16 KiB

Raw Blame History

Automatic Differentiation with the Tape

Automatic Differentiation

A key challenge in deep learning is to automatically derive the backward pass given the forward pass as a program, which has been long studied in the field of automatic differentiation, or autodiff, before the prosperity of deep learning.

Program Transformation v.s. Backtracking

Given the forward pass program, there are two strategies to derive the backward pass:

by transforming the forward pass program without executing it, or
by backtracking the execution process of the forward pass program.

This article is about the latter strategy.

The Tape and Dynamic Networks

We refer to the trace of the execution of the forward pass program as a tape [1]. When we train a deep learning model, the tape changes every iteration as the input data change, so we'd have to re-derive the backward pass, which is time-consuming, but also eases the case that the forward program includes control flows like if-else and for/while. With these control flows, the execution trace might change with iterations. Such changes are known as dynamic networks in the field of deep learning.

Typical Systems

Deep learning systems that utilize the idea of dynamic networks gained their popularities in recent years.
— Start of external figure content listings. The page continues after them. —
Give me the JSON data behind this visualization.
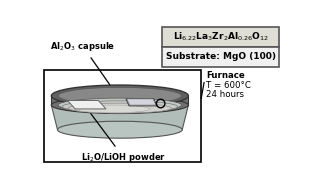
{
  "formula_top": "Li$_{6.22}$La$_3$Zr$_2$Al$_{0.26}$O$_{12}$",
  "formula_bg": "#deded4",
  "substrate_text": "Substrate: MgO (100)",
  "substrate_bg": "#f0f0f0",
  "furnace_text": "Furnace",
  "temp_text": "T = 600°C",
  "hours_text": "24 hours",
  "al2o3_text": "Al$_2$O$_3$ capsule",
  "li2o_text": "Li$_2$O/LiOH powder",
  "background": "#ffffff",
  "box_border": "#000000",
  "rim_dark": "#555555",
  "rim_mid": "#888888",
  "rim_light": "#aaaaaa",
  "glass_color": "#b8c8c0",
  "powder_color": "#c0c0c0",
  "inner_dark": "#909090",
  "slab_color": "#e8e8e8",
  "film_dark": "#c8c8d0"
}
This article surveys the following typical systems:

DyNet
PyTorch
Chainer
Autograd from HIPS

Before diving into these systems, let us pose an example forward pass program:

x = Variable(randn(20, 1)))
label = Variable(randint(1))
W_1, W_2 = Variable(randn(20, 20)), Variable(randn(10, 20))
h = matmul(W_1, x)
pred = matmul(W_2, h)
loss = softmax(pred, label)
loss.backward()

The Representation of Tapes

DyNet: the Tape as a List

DyNet uses a linear data structure, a list, to represent the tape. During the execution of the above example, it is a list of operators: matmul, matmul, and softmax. The list also includes information needed to do the backward pass, such as pointers to the inputs and outputs. Then the tape is played in reverse order at loss.backward().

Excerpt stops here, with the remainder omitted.